Britain’s former finance minister Philip Hammond said on Sunday he would vote against Prime Minister Boris Johnson’s bid on Monday to force an election, saying parliament should be focused on trying to secure a deal to leave the European Union.
“I shall be voting against him. This is not the time to be holding a general election, it is a time for cool heads and grown up government,” Hammond told Sky News, adding that parliament should instead be scrutinizing the Brexit deal.
“The government should stop making threats, stop throwing tantrums and get on with the grown up business of doing its business.”
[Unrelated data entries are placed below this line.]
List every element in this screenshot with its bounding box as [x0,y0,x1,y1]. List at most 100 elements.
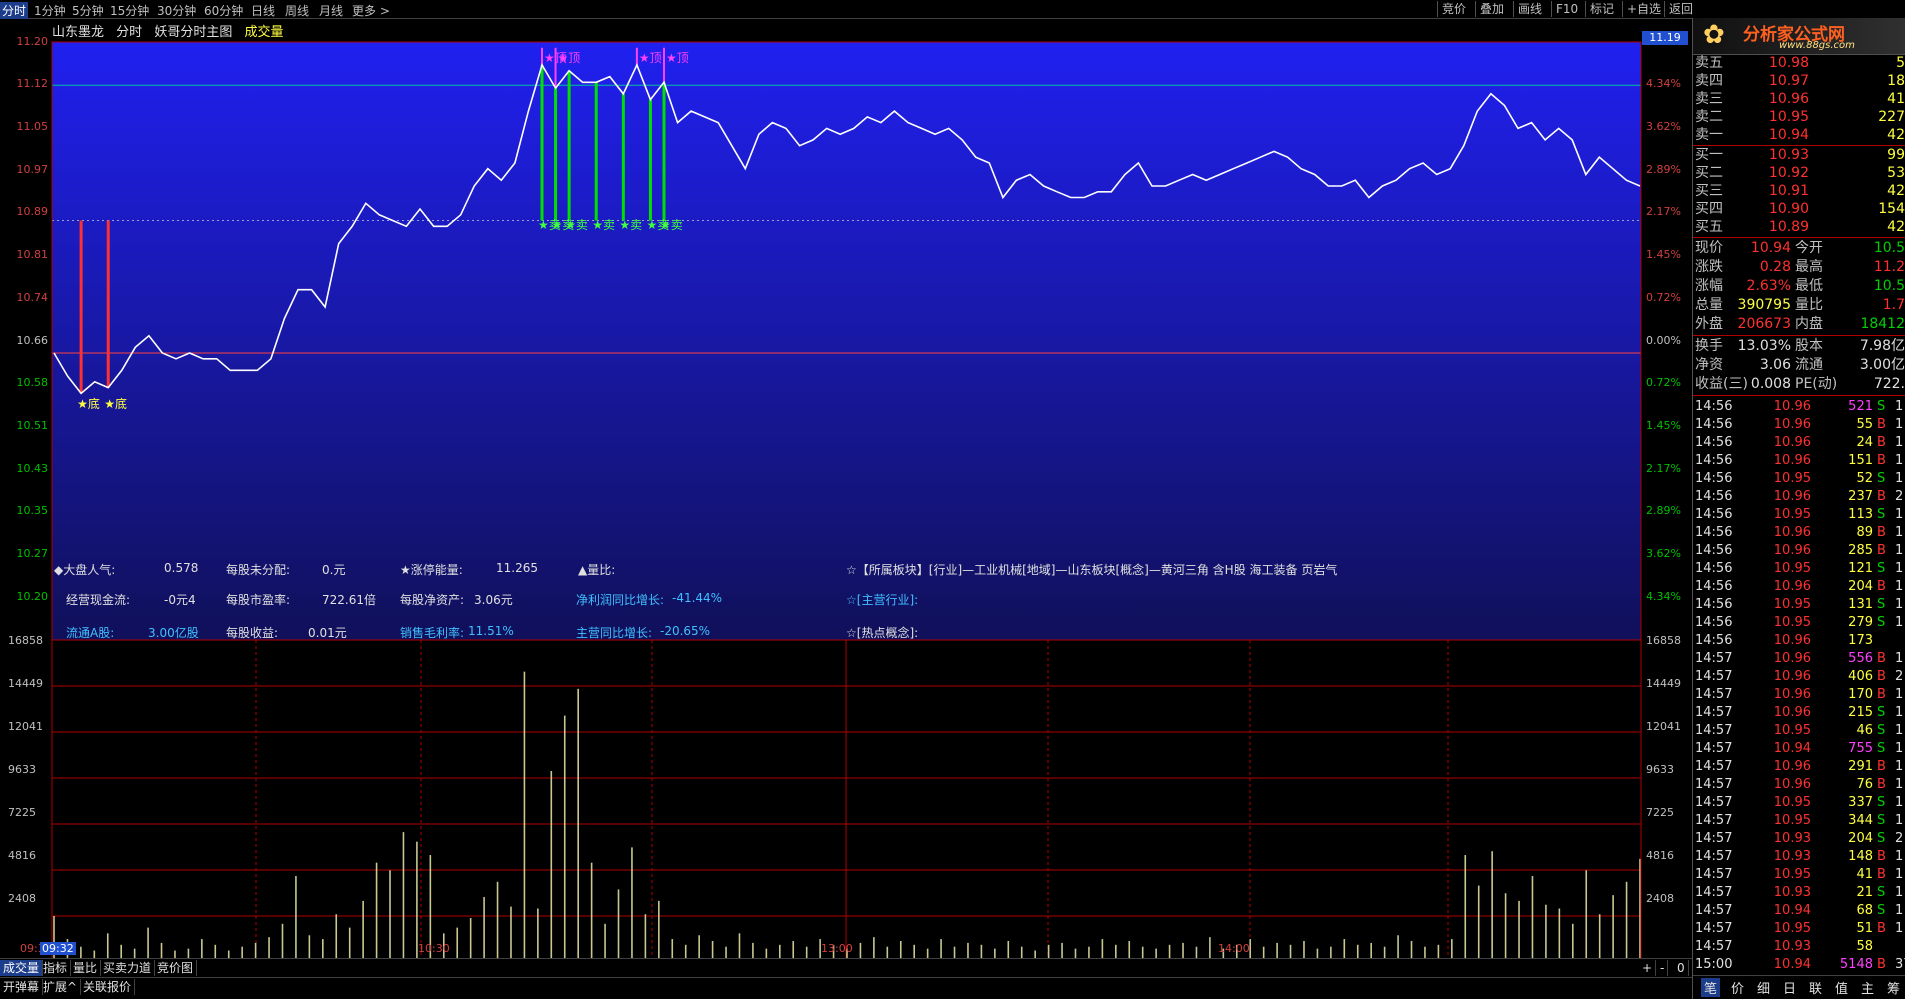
zoom-out-button[interactable]: - [1657,960,1669,976]
tick-price: 10.96 [1773,417,1811,432]
volume-bar [563,715,566,962]
current-price-box: 11.19 [1642,31,1688,45]
tick-volume: 344 [1848,813,1873,828]
tick-count: 1 [1895,399,1904,414]
tab-30min[interactable]: 30分钟 [157,2,196,19]
overlay-button[interactable]: 叠加 [1475,1,1508,17]
tick-volume: 5148 [1839,957,1873,972]
tick-price: 10.94 [1773,903,1811,918]
tick-time: 14:57 [1695,813,1733,828]
sell-signal-bar [648,99,652,221]
danmaku-toggle[interactable]: 开弹幕 [0,979,44,995]
volume-grid [52,640,1641,962]
volume-bar [1464,855,1467,962]
mark-button[interactable]: 标记 [1585,1,1618,17]
pct-label: 3.62% [1646,120,1681,133]
bottom-signal-bar [79,220,83,394]
tab-1min[interactable]: 1分钟 [34,2,66,19]
sell-signal-bar [554,88,558,221]
draw-line-button[interactable]: 画线 [1513,1,1546,17]
tab-price[interactable]: 价 [1731,978,1744,997]
expand-button[interactable]: 扩展^ [40,979,82,995]
volume-label: 9633 [8,763,36,776]
tab-5min[interactable]: 5分钟 [72,2,104,19]
tick-direction: B [1877,849,1886,864]
intraday-chart[interactable]: ★底 ★底★卖★卖★卖 ★卖 ★卖 ★卖★卖★顶★顶 ★顶 ★顶 [0,18,1692,978]
stat-value: 10.5 [1873,240,1905,256]
bid-label: 买四 [1695,201,1723,217]
volume-bar [1545,904,1547,962]
tab-intraday[interactable]: 分时 [0,2,29,19]
tab-buy-sell-force[interactable]: 买卖力道 [100,960,156,976]
f10-button[interactable]: F10 [1551,1,1582,17]
volume-bar [617,889,620,962]
tick-count: 1 [1895,453,1904,468]
tab-60min[interactable]: 60分钟 [204,2,243,19]
bid-volume: 53 [1887,165,1905,181]
tick-row: 14:57 10.95 344 S 1 [1693,812,1905,830]
tick-count: 1 [1895,867,1904,882]
tick-count: 37 [1895,957,1905,972]
volume-bar [456,927,459,962]
volume-bars [53,671,1641,962]
tab-detail[interactable]: 细 [1757,978,1770,997]
tick-row: 14:57 10.93 148 B 1 [1693,848,1905,866]
tab-day[interactable]: 日 [1783,978,1796,997]
tick-row: 14:57 10.95 51 B 1 [1693,920,1905,938]
tab-volume[interactable]: 成交量 [0,960,44,976]
tick-row: 14:57 10.94 755 S 1 [1693,740,1905,758]
volume-bar [1612,895,1614,962]
info-key: 每股净资产: [400,593,465,607]
bid-row: 买三 10.91 42 [1693,182,1905,200]
top-signal-bar [663,47,665,83]
tab-trades[interactable]: 笔 [1701,978,1721,997]
tick-price: 10.95 [1773,597,1811,612]
tick-volume: 58 [1856,939,1873,954]
related-quotes-button[interactable]: 关联报价 [80,979,136,995]
tab-weekly[interactable]: 周线 [285,2,309,19]
tab-main[interactable]: 主 [1861,978,1874,997]
tick-direction: S [1877,795,1886,810]
tab-more[interactable]: 更多 > [352,2,390,19]
ask-label: 卖一 [1695,127,1723,143]
ask-price: 10.96 [1768,91,1809,107]
tab-link[interactable]: 联 [1809,978,1822,997]
tick-volume: 556 [1848,651,1873,666]
bottom-toolbar: 开弹幕 扩展^ 关联报价 [0,977,1692,996]
tick-price: 10.96 [1773,435,1811,450]
auction-button[interactable]: 竞价 [1437,1,1470,17]
tab-auction-chart[interactable]: 竞价图 [154,960,198,976]
tab-indicator[interactable]: 指标 [40,960,72,976]
tick-time: 14:57 [1695,849,1733,864]
tab-chips[interactable]: 筹 [1887,978,1900,997]
tab-value[interactable]: 值 [1835,978,1848,997]
tick-price: 10.96 [1773,687,1811,702]
info-key: 销售毛利率: [400,626,465,640]
price-label: 10.27 [16,547,49,560]
tab-monthly[interactable]: 月线 [319,2,343,19]
stat-key: 今开 [1795,240,1823,256]
tick-price: 10.95 [1773,921,1811,936]
reset-button[interactable]: 0 [1674,960,1689,976]
bid-label: 买二 [1695,165,1723,181]
volume-bar [496,881,499,962]
add-watchlist-button[interactable]: +自选 [1622,1,1665,17]
tab-15min[interactable]: 15分钟 [110,2,149,19]
volume-bar [537,908,539,962]
stat-key: 换手 [1695,338,1723,354]
volume-bar [590,862,593,962]
tick-row: 14:57 10.94 68 S 1 [1693,902,1905,920]
tick-direction: S [1877,507,1886,522]
price-label: 11.20 [16,35,49,48]
tab-volume-ratio[interactable]: 量比 [70,960,102,976]
info-value: 0.元 [322,563,346,577]
zoom-in-button[interactable]: + [1639,960,1657,976]
tick-list[interactable]: 14:56 10.96 521 S 1 14:56 10.96 55 B 1 14:56 10.96 2… [1693,398,1905,974]
tick-direction: B [1877,435,1886,450]
tab-daily[interactable]: 日线 [251,2,275,19]
back-button[interactable]: 返回 [1664,1,1697,17]
info-value: 3.00亿股 [148,626,199,640]
pct-label: 0.72% [1646,376,1681,389]
tick-count: 1 [1895,597,1904,612]
info-value: 11.265 [496,561,538,575]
Meanwhile, two British opposition parties want to hold elections even earlier than Johnson has proposed as they try to ensure the country doesn’t leave the European Union without an agreement.
The Scottish National Party and the Liberal Democrats say they will push for a Dec. 9 election, three days earlier than Johnson has proposed and years earlier than the next scheduled vote in 2022.
They also plan to ask EU leaders to extend the Brexit deadline to at least Jan. 31 to provide more time to debate Johnson’s withdrawal agreement.
Johnson says if lawmakers approve a Dec. 12 election he will attempt to push his Brexit deal through Parliament quickly. He is seeking to delay Britain’s Oct. 31 Brexit deadline by only a few weeks to keep pressure on legislators.